Well, the obvious choice would be DCAU: BTAS, The New Batman Adventures (Depending on region, this is just BTAS Season 4), STAS, Batman Beyond, JL/U and maybe Statik Shock/Zeta project if you truly want it to be complete. Plus there's four feature lengths in canon with those: Mystery of the Batwoman, Mask of the Phantasm, Batman & Mr Freeze: Subzero and Batman Beyond: Return of the Joker.
Continuity for those is:
BTAS > TNBA > STAS > JL > JLU = Statik > Beyond, however, BB should be watched before JLU as they wrap up the BB story in JLU, and Zeta Project is started during BB but ends before BB does.
I don't recall when the first 2 BTAS films occur or if it's even stated, but they occur before TNBA starts, and Mystery of the Batwoman takes place during TNBA.
Return of the Joker is last, chronologically.
Now that I've done my tangent, I'll keep going with what you actually want to know.
There aren't many other animated continuities, due to the market being so small.
There's the Watchmen Animated film, but that's just panels from the comic with an audio book over the top. Still really nice, though I can't recall if it covers Before Watchmen or not.
Scooby-Doo DTVs are all in continuity. The first four, Zombie Island to Alien Invaders, are together, then there's the rest of them which are together.
I have an autistic timeline that links up every Scooby-Doo show and film into one continuous stream, but I doubt your uncle would appreciate my 'tism.
As for the other DC animated DTVs, there's a few continuities:
As above.
Two rather good films. Superman/Batman: Public Enemies and Apocalypse.
Crisis on Two Earths and Doom are based on the JLA comics, though not actually linked. CoTE was originally the conclusion to the DCAU, but Bruce Timm got shafted hard and made a LOT of concessions to even get it made. CoTE has Mark Harmon as Superman, which is incredibly comfy to hear.
Both adaptations of TDKR. I presume they'll eventually make a 3rd one, though I haven't heard ANYONE speak about the 3rd part, even when it was coming out, so it might of sold that poorly.

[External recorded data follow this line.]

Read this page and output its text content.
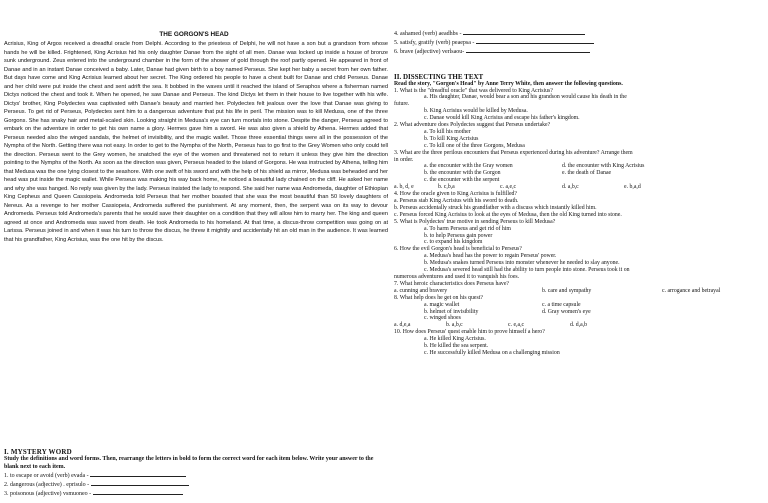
THE GORGON'S HEAD

Acrisius, King of Argos received a dreadful oracle from Delphi. According to the priestess of Delphi, he will not have a son but a grandson from whose hands he will be killed. Frightened, King Acrisius hid his only daughter Danae from the sight of all men. Danae was locked up inside a house of bronze sunk underground. Zeus entered into the underground chamber in the form of the shower of gold through the roof partly opened. He appeared in front of Danae and in an instant Danae conceived a baby. Later, Danae had given birth to a boy named Perseus. She kept her baby a secret from her own father. But days have come and King Acrisius learned about her secret. The King ordered his people to have a chest built for Danae and child Perseus. Danae and her child were put inside the chest and sent adrift the sea. It bobbed in the waves until it reached the island of Seraphos where a fisherman named Dictys noticed the chest and took it. When he opened, he saw Danae and Perseus. The kind Dictys let them in their house to live together with his wife. Dictys' brother, King Polydectes was captivated with Danae's beauty and married her. Polydectes felt jealous over the love that Danae was giving to Perseus. To get rid of Perseus, Polydectes sent him to a dangerous adventure that put his life in peril. The mission was to kill Medusa, one of the three Gorgons. She has snaky hair and metal-scaled skin. Looking straight in Medusa's eye can turn mortals into stone. Despite the danger, Perseus agreed to embark on the adventure in order to get his own name a glory. Hermes gave him a sword. He was also given a shield by Athena. Hermes added that Perseus needed also the winged sandals, the helmet of invisibility, and the magic wallet. Those three essential things were all in the possession of the Nymphs of the North. Getting there was not easy. In order to get to the Nymphs of the North, Perseus has to go first to the Grey Women who only could tell the direction. Perseus went to the Grey women, he snatched the eye of the women and threatened not to return it unless they give him the direction pointing to the Nymphs of the North. As soon as the direction was given, Perseus headed to the island of Gorgons. He was instructed by Athena, telling him that Medusa was the one lying closest to the seashore. With one swift of his sword and with the help of his shield as mirror, Medusa was beheaded and her head was put inside the magic wallet. While Perseus was making his way back home, he noticed a beautiful lady chained on the cliff. He asked her name and why she was hanged. No reply was given by the lady. Perseus insisted the lady to respond. She said her name was Andromeda, daughter of Ethiopian King Cepheus and Queen Cassiopeia. Andromeda told Perseus that her mother boasted that she was the most beautiful than 50 lovely daughters of Nereus. As a revenge to her mother Cassiopeia, Andromeda suffered the punishment. At any moment, then, the serpent was on its way to devour Andromeda. Perseus told Andromeda's parents that he would save their daughter on a condition that they will allow him to marry her. The king and queen agreed at once and Andromeda was saved from death. He took Andromeda to his homeland. At that time, a discus-throw competition was going on at Larissa. Perseus joined in and when it was his turn to throw the discus, he threw it mightily and accidentally hit an old man in the audience. It was learned that his grandfather, King Acrisius, was the one hit by the discus.

I. MYSTERY WORD
Study the definitions and word forms. Then, rearrange the letters in bold to form the correct word for each item below. Write your answer to the blank next to each item.
1. to escape or avoid (verb) evada -
2. dangerous (adjective) . eprisulo -
3. poisonous (adjective) vsmuoneo -
4. ashamed (verb) aeadhbs -
5. satisfy, gratify (verb) peaepsa -
6. brave (adjective) verlsaou-
II. DISSECTING THE TEXT
Read the story, "Gorgon's Head" by Anne Terry White, then answer the following questions.
1. What is the "dreadful oracle" that was delivered to King Acrisius?
a. His daughter, Danae, would bear a son and his grandson would cause his death in the
future.
b. King Acrisius would be killed by Medusa.
c. Danae would kill King Acrisius and escape his father's kingdom.
2. What adventure does Polydectes suggest that Perseus undertake?
a. To kill his mother
b. To kill King Acrisius
c. To kill one of the three Gorgons, Medusa
3. What are the three perilous encounters that Perseus experienced during his adventure? Arrange them
in order.
a. the encounter with the Gray women	d. the encounter with King Acrisius
b. the encounter with the Gorgon	e. the death of Danae
c. the encounter with the serpent
a. b, d, e	b. c,b,a	c. a,e,c	d. a,b,c	e. b,a,d
4. How the oracle given to King Acrisius is fulfilled?
a. Perseus stab King Acrisius with his sword to death.
b. Perseus accidentally struck his grandfather with a discuss which instantly killed him.
c. Perseus forced King Acrisius to look at the eyes of Medusa, then the old King turned into stone.
5. What is Polydectes' true motive in sending Perseus to kill Medusa?
a. To harm Perseus and get rid of him
b. to help Perseus gain power
c. to expand his kingdom
6. How the evil Gorgon's head is beneficial to Perseus?
a. Medusa's head has the power to regain Perseus' power.
b. Medusa's snakes turned Perseus into monster whenever he needed to slay anyone.
c. Medusa's severed head still had the ability to turn people into stone. Perseus took it on
numerous adventures and used it to vanquish his foes.
7. What heroic characteristics does Perseus have?
a. cunning and bravery	b. care and sympathy	c. arrogance and betrayal
8. What help does he get on his quest?
a. magic wallet	c. a time capsule
b. helmet of invisibility	d. Gray women's eye
c. winged shoes
a. d,e,a	b. a,b,c	c. e,a,c	d. d,a,b
10. How does Perseus' quest enable him to prove himself a hero?
a. He killed King Acrisius.
b. He killed the sea serpent.
c. He successfully killed Medusa on a challenging mission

All the other DC films are standalone, save Assault on Arkham which is placed along the Arkham games and Gotham Knight which bridges between Batman Begins and The Dark Knight.
Marvel has their own animated universe, but it wasn't as well-received by critics/viewers at the time, and I don't recall them really mingling with the others shows like the DCAU did.

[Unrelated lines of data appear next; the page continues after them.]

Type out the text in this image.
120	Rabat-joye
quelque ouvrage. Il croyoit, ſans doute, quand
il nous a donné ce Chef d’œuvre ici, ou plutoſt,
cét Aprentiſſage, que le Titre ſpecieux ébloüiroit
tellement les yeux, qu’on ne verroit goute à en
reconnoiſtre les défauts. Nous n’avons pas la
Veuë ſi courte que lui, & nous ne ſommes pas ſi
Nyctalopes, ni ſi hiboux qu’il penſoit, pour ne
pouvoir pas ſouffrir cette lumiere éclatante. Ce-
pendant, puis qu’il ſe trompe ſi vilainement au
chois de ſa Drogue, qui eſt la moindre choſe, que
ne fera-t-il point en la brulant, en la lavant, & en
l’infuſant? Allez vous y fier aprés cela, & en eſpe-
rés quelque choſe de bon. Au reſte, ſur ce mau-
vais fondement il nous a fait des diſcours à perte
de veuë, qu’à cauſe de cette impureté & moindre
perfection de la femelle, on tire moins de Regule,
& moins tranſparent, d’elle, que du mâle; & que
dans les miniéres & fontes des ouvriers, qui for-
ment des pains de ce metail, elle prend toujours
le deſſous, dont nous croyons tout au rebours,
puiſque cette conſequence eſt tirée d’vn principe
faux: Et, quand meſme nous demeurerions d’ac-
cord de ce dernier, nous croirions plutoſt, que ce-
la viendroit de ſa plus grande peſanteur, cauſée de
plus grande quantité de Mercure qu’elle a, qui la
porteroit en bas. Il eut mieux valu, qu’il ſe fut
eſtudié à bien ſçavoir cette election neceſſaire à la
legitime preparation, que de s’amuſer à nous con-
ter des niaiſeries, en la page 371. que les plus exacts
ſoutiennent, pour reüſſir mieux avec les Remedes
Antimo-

Those shows are X-Men, Iron Man, Fantastic Four, Spider-Man, The Incredible Hulk, Silver Surfer, Spider-Man Unlimited and The Avengers: United They Stand.
They're alright, I guess. Nothing to write home about, though. Spider-Man and SM Unlimited were the best shows of those.
X-Men is not the same show a lot of anons like. That was X-Men Evolution, which wasn't in the universe and was much better.
I did some reading, and didn't know this, but apparently Marvel as two other TV universes. They're more just "were made in the same time frame". The only real one is the Marvel Anime Universe.
As I said, there's not many choices for animated universes, even less so for films.
If Genndy ever gets set free by Sony, maybe he will finally convince people to use more animation in big budget studios. He a couple people, like Paul Dini and Bruce Timm at WB Animation are the only guys who seem to care about 2D these days.